While London will remain the British capital city, an interesting development is taking place in Central and Northern England these days. On May 4 the main urban areas have elected their mayors: for the first time ever, the greater areas of Manchester, Liverpool and Birmingham are now governed by single, visible, directly elected mayors – as it happens for London. It is a process in keeping with the devolution of powers begun some twenty years ago, and more specifically with the “Northern Powerhouse” project put forward by David Cameron's government. Under that scheme, the main urban areas could be given more powers and a more coherent governance.
Until now, British political life has either taken place at the level of local councils and constituencies, or at the national level. Contrary to all the other big European countries, in the UK cities and regions exist as mere social and cultural realities, they rarely manage to express their distinct voice and views in the larger political debate. As Jonn Elledge put it in The Guardian, «England is about as ludicrously over-centralised as a country can be without actually slipping into dictatorship.»
It is largely thanks to the fact of having single representatives with a strong mandate that Scotland and London are the only entities which manage to enter the Brexit debate. The newly elected mayors of the big English urban areas will also be able to voice the concerns of their citizens, many of whom did vote to remain in the EU. They are expected to put forward a more open and dynamic vision of the future of the UK, challenging over-represented conservative views on the one hand and London's exceptionalism on the other. After all, cities like Manchester and Liverpool have already been some sort of global capitals in the past – from the slave trade to the industrial revolution, from the Beatles to football.
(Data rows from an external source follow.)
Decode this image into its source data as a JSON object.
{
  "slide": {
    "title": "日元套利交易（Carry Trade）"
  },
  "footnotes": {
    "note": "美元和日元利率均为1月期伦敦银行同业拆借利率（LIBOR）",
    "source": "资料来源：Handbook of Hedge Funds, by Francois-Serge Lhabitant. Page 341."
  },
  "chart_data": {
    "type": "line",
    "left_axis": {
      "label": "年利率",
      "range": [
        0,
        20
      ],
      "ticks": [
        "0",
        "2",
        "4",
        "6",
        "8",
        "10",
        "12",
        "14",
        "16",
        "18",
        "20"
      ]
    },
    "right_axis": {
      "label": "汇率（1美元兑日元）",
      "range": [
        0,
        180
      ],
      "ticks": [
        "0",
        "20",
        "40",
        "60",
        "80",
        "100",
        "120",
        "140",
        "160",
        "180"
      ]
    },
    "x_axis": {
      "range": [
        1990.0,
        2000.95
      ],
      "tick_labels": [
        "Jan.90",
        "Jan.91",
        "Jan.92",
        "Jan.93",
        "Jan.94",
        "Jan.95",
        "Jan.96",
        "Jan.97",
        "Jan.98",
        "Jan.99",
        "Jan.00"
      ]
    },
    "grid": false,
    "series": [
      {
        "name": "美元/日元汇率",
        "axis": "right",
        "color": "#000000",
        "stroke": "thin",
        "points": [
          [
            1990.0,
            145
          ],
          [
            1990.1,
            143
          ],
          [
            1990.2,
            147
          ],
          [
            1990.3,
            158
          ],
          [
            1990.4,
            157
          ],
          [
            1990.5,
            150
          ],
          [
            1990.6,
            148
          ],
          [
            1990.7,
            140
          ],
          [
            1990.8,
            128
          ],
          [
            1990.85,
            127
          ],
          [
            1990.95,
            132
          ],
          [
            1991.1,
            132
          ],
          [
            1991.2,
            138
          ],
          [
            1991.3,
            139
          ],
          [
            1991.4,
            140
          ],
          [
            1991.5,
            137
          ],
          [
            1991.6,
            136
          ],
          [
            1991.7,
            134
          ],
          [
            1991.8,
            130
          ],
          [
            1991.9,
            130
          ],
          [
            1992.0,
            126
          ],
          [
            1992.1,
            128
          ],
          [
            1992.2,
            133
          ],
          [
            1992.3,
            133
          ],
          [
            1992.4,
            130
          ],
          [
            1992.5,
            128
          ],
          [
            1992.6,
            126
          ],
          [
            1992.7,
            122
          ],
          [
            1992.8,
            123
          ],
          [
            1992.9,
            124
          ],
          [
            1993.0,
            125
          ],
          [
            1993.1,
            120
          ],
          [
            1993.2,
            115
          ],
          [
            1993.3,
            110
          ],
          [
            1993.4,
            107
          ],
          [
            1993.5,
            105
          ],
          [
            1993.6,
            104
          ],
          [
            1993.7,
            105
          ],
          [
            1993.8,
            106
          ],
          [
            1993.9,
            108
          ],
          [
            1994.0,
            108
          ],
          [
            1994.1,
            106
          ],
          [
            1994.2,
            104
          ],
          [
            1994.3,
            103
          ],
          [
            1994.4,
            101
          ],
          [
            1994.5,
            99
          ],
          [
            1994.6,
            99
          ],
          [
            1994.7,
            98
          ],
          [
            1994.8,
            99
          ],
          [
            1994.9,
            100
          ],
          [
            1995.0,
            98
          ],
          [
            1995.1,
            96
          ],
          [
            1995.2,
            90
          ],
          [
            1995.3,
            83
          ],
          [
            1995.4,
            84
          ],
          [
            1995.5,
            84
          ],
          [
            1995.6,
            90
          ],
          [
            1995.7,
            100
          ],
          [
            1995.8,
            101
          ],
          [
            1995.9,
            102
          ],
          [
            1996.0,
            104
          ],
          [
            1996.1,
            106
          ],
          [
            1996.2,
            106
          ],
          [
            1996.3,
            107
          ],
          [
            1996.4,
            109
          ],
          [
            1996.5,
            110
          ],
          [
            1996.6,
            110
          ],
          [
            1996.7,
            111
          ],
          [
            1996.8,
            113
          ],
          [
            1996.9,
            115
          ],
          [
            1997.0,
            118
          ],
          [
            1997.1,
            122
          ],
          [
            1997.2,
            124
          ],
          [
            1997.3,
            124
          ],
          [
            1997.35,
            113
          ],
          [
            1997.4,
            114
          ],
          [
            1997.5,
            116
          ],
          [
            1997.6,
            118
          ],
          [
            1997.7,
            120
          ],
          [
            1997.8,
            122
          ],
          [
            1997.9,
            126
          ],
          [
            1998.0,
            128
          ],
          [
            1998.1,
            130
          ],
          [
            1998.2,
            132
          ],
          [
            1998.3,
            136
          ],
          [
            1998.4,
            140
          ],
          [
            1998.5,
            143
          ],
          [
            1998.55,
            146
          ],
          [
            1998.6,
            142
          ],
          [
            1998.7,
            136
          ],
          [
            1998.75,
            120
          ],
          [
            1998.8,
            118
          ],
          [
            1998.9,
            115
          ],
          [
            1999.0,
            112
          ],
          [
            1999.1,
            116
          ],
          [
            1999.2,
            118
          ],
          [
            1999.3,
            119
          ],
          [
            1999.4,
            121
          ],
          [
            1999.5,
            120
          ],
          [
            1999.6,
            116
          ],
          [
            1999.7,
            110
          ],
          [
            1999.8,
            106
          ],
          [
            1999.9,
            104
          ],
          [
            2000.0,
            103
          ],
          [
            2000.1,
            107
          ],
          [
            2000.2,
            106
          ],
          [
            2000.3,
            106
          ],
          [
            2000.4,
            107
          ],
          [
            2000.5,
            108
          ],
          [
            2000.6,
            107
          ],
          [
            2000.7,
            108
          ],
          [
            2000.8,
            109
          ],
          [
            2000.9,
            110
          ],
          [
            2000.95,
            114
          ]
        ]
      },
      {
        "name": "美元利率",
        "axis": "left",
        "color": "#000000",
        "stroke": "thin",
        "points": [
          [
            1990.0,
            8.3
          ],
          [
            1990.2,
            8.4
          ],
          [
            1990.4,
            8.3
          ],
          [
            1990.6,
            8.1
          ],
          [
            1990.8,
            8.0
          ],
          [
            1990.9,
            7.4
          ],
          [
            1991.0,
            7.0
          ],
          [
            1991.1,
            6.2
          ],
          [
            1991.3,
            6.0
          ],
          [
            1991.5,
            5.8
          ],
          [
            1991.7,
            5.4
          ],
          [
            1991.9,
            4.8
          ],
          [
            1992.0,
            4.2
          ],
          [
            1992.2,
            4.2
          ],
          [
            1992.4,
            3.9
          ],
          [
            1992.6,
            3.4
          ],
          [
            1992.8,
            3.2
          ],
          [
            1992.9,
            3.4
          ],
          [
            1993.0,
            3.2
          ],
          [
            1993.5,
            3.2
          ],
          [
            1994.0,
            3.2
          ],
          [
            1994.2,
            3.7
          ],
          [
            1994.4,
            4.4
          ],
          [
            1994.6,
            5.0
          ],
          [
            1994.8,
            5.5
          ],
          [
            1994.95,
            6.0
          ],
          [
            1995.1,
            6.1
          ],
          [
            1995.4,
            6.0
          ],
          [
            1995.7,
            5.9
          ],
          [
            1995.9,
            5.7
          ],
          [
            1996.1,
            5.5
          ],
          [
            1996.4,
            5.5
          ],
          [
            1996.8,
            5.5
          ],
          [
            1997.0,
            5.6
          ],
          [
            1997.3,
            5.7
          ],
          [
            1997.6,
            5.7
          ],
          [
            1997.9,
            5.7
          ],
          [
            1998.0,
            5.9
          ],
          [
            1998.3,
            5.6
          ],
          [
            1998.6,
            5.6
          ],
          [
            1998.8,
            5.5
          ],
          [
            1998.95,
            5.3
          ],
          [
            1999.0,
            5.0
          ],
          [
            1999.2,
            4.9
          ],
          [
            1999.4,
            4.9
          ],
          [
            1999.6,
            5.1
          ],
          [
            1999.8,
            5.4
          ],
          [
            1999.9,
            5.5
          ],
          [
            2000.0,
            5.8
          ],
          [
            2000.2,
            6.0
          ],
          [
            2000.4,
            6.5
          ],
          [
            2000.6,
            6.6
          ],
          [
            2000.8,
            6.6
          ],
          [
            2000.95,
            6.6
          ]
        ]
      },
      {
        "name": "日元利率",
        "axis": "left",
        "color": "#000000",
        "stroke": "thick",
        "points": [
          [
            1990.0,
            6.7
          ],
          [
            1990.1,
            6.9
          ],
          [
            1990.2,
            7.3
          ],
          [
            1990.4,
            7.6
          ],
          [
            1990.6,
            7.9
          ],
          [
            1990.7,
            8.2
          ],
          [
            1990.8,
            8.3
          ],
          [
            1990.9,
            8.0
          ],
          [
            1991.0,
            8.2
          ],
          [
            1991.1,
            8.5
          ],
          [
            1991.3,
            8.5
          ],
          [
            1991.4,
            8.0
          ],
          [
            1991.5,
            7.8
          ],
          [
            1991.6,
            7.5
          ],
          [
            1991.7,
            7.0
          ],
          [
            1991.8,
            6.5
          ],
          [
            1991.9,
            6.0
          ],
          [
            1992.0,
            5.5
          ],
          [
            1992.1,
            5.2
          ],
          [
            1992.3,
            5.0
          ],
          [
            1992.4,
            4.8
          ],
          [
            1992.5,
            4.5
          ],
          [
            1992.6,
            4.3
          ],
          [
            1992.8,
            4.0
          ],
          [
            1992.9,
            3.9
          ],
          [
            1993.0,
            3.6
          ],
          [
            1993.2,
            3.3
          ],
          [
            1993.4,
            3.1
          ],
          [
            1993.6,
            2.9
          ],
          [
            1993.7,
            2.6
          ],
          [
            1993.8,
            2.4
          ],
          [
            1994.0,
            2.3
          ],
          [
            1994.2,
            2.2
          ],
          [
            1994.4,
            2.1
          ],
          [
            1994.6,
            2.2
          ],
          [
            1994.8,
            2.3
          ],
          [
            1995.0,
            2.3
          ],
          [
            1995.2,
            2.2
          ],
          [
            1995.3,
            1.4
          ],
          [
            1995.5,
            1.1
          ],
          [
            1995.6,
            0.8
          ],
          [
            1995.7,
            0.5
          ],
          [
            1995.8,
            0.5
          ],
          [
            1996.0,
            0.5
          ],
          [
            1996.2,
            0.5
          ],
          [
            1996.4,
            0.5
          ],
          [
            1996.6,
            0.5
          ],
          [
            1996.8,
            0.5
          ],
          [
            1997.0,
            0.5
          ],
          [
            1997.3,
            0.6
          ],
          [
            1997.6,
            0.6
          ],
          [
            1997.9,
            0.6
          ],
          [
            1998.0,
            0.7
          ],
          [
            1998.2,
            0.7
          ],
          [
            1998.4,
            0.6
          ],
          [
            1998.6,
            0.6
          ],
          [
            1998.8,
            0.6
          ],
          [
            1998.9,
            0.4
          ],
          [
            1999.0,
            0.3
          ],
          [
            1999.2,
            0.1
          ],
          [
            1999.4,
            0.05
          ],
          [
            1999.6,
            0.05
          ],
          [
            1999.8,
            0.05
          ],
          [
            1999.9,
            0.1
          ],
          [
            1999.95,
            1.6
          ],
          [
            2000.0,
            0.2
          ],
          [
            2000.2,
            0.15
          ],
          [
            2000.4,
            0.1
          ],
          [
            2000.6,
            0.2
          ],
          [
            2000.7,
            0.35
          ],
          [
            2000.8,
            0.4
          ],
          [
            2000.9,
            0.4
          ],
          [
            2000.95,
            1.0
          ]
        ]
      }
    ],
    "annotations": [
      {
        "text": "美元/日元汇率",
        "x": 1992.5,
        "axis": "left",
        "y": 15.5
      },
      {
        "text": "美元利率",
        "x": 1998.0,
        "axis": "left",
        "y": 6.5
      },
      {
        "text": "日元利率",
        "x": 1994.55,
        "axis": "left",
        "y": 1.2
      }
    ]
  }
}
In his piece calling for the shift of the capital from London to Manchester, Bagehot makes one suggestive point: in Europe, "the countries where right-populists are doing best are those in which elites are concentrated in single geographical enclaves: Paris, Copenhagen, Stockholm, the Randstad, Vienna, Budapest. Those countries where the right-populists have done less well are those in which the elite is spread between two or more centres: Germany, Canada, Australia, Spain, Belgium (and indeed Scotland)." There are probably other factors at play, but geography does matter. To be sure, physical geography cannot be changed: Britain is bound to remain an island – but political geography can be changed indeed, and mayoral elections may matter in this respect.